6. I talked to Celia about things the past two days that were practically helpful and other things that were spiritually helpful. This might be the biggest non-physical factor.
7. There was an inordinate amount of anxiety driven stimming yesterday. I don’t usually do it in public or around other people. And when I do I can hide it pretty well (masking). But not yesterday. I was doing it on a street corner. I came home and swung my arms around for about half an hour to get out the nervous energy.
8. I talked to all the important people in my life via text or phone.
9. I got two good leads on jobs.
10. I got my taxes started.
11. I got some groceries delivered.
12. I felt loved.
13. I didn’t engage in FB or Instagram viewing. Just posting my own things. I derive way more pleasure posting than engaging in others’ content. Not out of arrogance, but because I’d rather contribute than passively watch what other people think is relevant.

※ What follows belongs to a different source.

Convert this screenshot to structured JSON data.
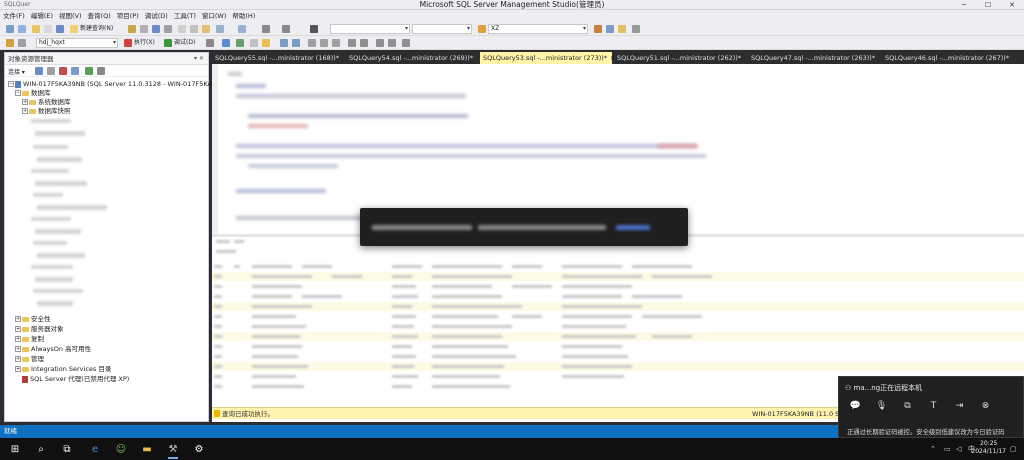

14. So we don’t end on 13, I saw 12:34 on the clock. I’ve stopped notating them on FB. Maddie saw it too and texted me. 12:34 is my lucky time.
So yeah, it was a nice way to wake up. I’m really curious as to who the person was in my dream. I don’t usually dream about people whom I don’t already know. Maybe he was an amalgam. But I can’t be sure. What I do know is the sense of calm and grounding I felt from him and a door opening to more.